Two new reports shed light on how the economic downturn and declining revenue will affect state and local IT departments this year.
Public Technology Institute identified pressing issues for 2009, while research firm Government Insights issued top 10 predictions. Both share common themes around staffing and shared services.
“Local governments are feeling more pain than is being reported in the press,” says Alan Shark, executive director of PTI. “Every area of their revenue source is down significantly. It’s a very sad spiral.”
IT leaders can expect further cuts to full-time staff, notes the PTI report. Local governments may need to hire part-time or contract workers to carry out key IT functions. What’s more, the pendulum is swinging away from union dominance because with unions it’s harder for cities to reduce the cost of services. The city of Phoenix has six or seven unions alone, for example.

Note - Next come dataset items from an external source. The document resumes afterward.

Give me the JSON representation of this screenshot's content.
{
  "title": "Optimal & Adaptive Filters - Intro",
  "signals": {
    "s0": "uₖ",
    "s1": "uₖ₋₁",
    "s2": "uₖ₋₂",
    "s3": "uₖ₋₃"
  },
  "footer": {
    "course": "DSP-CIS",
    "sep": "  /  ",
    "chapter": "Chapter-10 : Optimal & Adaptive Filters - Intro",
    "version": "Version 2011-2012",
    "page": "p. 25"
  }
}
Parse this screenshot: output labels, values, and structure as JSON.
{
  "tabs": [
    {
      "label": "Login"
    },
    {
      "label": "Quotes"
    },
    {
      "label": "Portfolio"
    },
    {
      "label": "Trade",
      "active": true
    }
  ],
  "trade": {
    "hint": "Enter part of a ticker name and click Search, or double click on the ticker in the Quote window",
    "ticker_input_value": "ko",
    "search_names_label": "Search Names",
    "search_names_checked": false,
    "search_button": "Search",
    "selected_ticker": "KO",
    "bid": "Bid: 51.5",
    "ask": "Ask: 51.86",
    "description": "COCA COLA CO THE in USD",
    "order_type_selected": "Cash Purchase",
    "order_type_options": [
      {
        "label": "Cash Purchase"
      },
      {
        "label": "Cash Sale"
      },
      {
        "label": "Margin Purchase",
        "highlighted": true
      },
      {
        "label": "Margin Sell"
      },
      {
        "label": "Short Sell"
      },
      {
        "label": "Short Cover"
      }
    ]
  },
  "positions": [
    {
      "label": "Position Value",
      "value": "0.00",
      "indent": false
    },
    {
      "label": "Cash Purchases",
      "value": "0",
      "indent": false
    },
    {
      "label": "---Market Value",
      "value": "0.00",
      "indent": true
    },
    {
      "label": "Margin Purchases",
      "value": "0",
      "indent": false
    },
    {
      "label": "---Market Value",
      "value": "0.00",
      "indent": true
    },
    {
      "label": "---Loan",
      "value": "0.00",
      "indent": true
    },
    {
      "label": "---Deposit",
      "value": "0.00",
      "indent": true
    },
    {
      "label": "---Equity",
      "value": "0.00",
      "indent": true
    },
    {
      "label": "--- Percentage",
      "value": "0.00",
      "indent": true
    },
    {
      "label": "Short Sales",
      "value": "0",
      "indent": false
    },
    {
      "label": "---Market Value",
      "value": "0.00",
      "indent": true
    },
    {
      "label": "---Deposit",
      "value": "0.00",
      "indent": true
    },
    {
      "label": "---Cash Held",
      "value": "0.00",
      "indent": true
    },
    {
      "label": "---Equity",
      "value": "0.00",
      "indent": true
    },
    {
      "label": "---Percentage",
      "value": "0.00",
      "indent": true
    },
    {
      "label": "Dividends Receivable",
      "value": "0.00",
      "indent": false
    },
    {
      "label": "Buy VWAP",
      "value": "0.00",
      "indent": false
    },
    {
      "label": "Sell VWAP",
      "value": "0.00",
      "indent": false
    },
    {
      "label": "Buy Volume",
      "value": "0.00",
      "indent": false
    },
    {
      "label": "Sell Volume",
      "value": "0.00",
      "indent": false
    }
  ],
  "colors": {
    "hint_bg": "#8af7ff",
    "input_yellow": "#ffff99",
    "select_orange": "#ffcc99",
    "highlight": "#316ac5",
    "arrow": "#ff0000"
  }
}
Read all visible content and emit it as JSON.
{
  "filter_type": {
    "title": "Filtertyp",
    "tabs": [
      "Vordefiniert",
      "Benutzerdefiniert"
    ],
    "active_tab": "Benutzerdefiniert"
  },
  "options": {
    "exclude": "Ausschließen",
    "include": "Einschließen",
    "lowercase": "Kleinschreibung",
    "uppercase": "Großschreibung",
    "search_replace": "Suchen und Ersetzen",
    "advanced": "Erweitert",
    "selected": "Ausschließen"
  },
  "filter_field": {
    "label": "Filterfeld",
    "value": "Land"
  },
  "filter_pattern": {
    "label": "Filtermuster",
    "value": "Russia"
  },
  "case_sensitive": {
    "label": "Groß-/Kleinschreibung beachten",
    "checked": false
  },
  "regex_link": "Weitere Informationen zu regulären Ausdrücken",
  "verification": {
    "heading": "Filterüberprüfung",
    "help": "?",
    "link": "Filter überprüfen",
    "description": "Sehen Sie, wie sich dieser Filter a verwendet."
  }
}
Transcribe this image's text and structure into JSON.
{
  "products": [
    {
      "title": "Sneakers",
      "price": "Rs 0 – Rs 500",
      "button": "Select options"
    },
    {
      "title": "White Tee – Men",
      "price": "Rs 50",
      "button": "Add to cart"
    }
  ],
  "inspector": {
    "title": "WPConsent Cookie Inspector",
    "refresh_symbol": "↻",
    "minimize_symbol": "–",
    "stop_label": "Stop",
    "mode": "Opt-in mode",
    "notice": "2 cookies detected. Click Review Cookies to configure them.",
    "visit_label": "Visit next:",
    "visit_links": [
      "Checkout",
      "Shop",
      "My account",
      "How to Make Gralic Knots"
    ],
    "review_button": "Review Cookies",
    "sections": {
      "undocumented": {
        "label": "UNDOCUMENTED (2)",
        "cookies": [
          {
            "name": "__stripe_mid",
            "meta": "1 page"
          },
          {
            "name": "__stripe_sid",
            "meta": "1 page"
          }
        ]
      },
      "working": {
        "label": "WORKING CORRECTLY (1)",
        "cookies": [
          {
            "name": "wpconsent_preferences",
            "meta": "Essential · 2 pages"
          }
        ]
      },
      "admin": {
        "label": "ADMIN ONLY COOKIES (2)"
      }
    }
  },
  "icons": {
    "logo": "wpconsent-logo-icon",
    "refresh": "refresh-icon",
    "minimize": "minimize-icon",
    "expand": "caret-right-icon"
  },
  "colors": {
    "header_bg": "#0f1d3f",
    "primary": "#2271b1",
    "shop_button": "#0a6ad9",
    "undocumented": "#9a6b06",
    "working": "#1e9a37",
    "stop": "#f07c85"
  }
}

On the other hand, retention will be less of a challenge because IT staffers will likely postpone retirement because of hits to their investment accounts. Still, Government Insights forecasts that the right government IT talent won’t be in place to meet new demands.
As budgets are slashed, every project will be closely scrutinized. One area of IT spending that may be impervious to cuts is public safety IT. Fraud detection will be important, and in terms of federal spending and aid, programs that support economic recovery, citizen health and welfare, and energy management will be favored.
Shared services will also gain momentum. PTI notes there will be new and increased opportunities for collaboration among cities, counties, school systems, libraries and other government organizations.
“Instead of having four GIS systems or four credit card processing areas, we can have one,” says Shark. “People are looking at radio services and wireless and ways in which they can share as opposed to everyone doing their own their own thing.”
Thom Rubel, global government programs practice director with Government Insights, says there have always been excuses not to move toward shared services, such as cultural issues or the desire to control information. “We think the budget picture is so bad in state and local that it will finally swamp those arguments,” he says. The two most traditional shared services are human resources functions and financial management.
Government Insights expects infrastructure programs to move to hosted, pay-as-you-go models, and notes that state budget shortfalls will force renegotiation of outsourcing contracts.
One possible bright spot: Federal stimulus spending may give state and local governments an influx of funding to improve their economic outlook. Also, the appointment of a federal chief technology officer may help to champion the cause of using technology to serve citizens.